Butterflies, Prehistoric Forest and Strange Science at Natural History Museum
By Robert Bernstein
We took the bus to see the Butterflies Alive exhibit at the Santa Barbara Museum of Natural History and we were treated to some other wonderful surprises as well! But hurry over to the Museum as these all end Labor Day Weekend. Here are all of my photos and videos.
We were fortunate to be at the Butterflies Alive pavilion on a sunny weekday in the early afternoon. This is when the butterflies are most active and the pavilion is least crowded.
We were told that the butterflies are brought in from a place in Florida. Since these are mostly not native to our area, the US Department of Agriculture (USDA) strictly regulates the pavilion to be sure none of the butterflies get out into the wild here.
The pavilion is not allowed to have any plants that naturally host these butterflies and only the adults are allowed in the pavilion. Eggs are destroyed when they are found. This is also a kindness to the caterpillars that would otherwise hatch as there are no plants suitable for them to eat.

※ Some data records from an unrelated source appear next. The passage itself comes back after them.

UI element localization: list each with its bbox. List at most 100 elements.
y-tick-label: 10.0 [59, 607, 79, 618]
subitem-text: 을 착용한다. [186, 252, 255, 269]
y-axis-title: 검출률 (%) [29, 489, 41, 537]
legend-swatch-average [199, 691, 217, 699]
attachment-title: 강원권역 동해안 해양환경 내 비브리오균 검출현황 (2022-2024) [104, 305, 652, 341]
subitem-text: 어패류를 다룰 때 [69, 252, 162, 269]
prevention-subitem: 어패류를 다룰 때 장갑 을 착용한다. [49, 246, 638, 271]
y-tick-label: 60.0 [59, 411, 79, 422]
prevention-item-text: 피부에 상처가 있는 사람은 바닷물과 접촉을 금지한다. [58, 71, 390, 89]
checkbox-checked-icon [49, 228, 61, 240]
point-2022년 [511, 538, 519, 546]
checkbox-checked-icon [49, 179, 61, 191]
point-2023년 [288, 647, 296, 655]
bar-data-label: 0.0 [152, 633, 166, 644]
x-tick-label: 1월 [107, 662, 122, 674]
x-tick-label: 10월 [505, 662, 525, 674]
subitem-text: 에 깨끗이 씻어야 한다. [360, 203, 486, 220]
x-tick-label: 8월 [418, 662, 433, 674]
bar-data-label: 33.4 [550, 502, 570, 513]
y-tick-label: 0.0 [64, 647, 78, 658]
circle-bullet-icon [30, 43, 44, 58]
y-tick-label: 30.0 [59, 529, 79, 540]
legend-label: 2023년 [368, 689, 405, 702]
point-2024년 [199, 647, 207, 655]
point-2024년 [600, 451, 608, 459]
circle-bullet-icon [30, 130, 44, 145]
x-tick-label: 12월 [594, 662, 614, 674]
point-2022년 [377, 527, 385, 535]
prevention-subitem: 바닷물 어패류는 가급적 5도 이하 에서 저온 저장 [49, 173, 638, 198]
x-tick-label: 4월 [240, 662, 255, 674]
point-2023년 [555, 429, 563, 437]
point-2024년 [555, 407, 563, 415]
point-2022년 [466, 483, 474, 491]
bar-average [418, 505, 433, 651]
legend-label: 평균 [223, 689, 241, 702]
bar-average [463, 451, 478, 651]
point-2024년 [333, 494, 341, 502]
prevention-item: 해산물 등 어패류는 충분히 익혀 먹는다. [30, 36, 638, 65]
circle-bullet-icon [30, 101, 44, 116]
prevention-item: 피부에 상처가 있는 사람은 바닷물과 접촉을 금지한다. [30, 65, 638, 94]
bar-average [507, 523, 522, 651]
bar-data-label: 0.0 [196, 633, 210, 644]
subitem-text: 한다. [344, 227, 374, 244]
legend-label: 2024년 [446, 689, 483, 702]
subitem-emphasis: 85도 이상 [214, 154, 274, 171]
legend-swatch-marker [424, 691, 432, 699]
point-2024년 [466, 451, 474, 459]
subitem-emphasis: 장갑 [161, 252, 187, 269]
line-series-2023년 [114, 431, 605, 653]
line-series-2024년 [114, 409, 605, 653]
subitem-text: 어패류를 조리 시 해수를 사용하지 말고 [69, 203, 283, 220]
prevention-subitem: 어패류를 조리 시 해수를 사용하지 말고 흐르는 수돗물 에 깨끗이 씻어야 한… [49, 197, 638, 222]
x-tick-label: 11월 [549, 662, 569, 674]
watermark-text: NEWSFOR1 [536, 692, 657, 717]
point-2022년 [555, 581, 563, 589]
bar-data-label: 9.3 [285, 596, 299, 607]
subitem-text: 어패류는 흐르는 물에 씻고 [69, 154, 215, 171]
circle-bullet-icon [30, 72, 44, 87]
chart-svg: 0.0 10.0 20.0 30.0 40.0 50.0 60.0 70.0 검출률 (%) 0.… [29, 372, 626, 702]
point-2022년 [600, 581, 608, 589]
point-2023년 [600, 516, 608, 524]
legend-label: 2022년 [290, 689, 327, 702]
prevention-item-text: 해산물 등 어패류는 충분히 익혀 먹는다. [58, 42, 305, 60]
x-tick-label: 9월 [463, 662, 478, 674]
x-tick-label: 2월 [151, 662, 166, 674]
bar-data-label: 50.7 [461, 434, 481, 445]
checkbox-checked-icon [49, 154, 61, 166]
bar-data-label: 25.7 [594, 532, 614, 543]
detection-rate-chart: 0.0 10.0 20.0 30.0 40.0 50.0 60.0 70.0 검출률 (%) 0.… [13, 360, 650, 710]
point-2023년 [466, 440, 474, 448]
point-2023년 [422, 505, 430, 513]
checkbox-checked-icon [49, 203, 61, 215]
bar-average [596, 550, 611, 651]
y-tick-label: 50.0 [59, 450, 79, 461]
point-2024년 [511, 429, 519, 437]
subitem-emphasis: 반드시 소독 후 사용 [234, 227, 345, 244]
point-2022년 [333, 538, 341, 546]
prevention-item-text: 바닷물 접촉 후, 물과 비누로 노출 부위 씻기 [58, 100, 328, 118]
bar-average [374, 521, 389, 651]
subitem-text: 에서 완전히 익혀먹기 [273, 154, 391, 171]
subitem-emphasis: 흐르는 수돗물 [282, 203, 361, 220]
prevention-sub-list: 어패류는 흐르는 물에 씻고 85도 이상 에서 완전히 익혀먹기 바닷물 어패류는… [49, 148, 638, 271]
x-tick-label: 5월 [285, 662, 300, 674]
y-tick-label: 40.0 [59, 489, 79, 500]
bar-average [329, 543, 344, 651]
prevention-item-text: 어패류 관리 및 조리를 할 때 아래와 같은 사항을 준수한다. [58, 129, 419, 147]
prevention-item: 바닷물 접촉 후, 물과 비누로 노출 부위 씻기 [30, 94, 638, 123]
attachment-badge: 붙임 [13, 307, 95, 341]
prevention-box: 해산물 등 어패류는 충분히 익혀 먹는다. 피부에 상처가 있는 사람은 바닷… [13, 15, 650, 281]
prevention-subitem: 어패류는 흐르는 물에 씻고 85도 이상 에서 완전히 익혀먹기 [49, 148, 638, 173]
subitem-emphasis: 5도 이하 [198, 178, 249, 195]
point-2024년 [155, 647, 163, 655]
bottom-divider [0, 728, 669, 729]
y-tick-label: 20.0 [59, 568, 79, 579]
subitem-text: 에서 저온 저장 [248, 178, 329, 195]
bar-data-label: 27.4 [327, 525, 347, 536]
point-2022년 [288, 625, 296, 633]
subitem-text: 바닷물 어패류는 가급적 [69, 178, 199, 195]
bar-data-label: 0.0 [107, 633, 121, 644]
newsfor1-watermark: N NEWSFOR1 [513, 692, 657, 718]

The pavilion offers a chance to see the adult butterflies close up in abundance. It is OK to let them land on you. Just please don't try to catch them. And remember not to let any hitch a ride out with you!
When we left that area we were drawn in by the Prehistoric Forest! A variety of animated dinosaurs greeted us there.
Here is the playlist of my videos there. Of course, the Tyrannosaurus rex was the coolest of them
The dinosaurs make various sounds. In at least one case the sounds are claimed to be based on actual physiology of the fossils that have been found. Notably, this Parasaurolophus which was said to make a trumpet like sound.
When it was time to leave, my wife bought a Freezer Monkey coconut frozen treat at the museum store. When we went outside this woman Linda Miller told us her connection: Her daughter Tiffany Buchanan makes these treats by hand in her shop in Ventura!
Linda Miller also told us that she curates the exhibits at the Maximus Gallery in the museum. She invited us to see the current "Strange Science" exhibit that is also nearly at an end.
We were very glad to have that tip and we went back in to enjoy this unique exhibit. This guy Albertus Seba created an amazing collection of detailed engravings of a wide variety of strange and wonderful living things. This was back in the 1700s.
You still have about a week to get to the Museum before these exhibits go away! Check it out!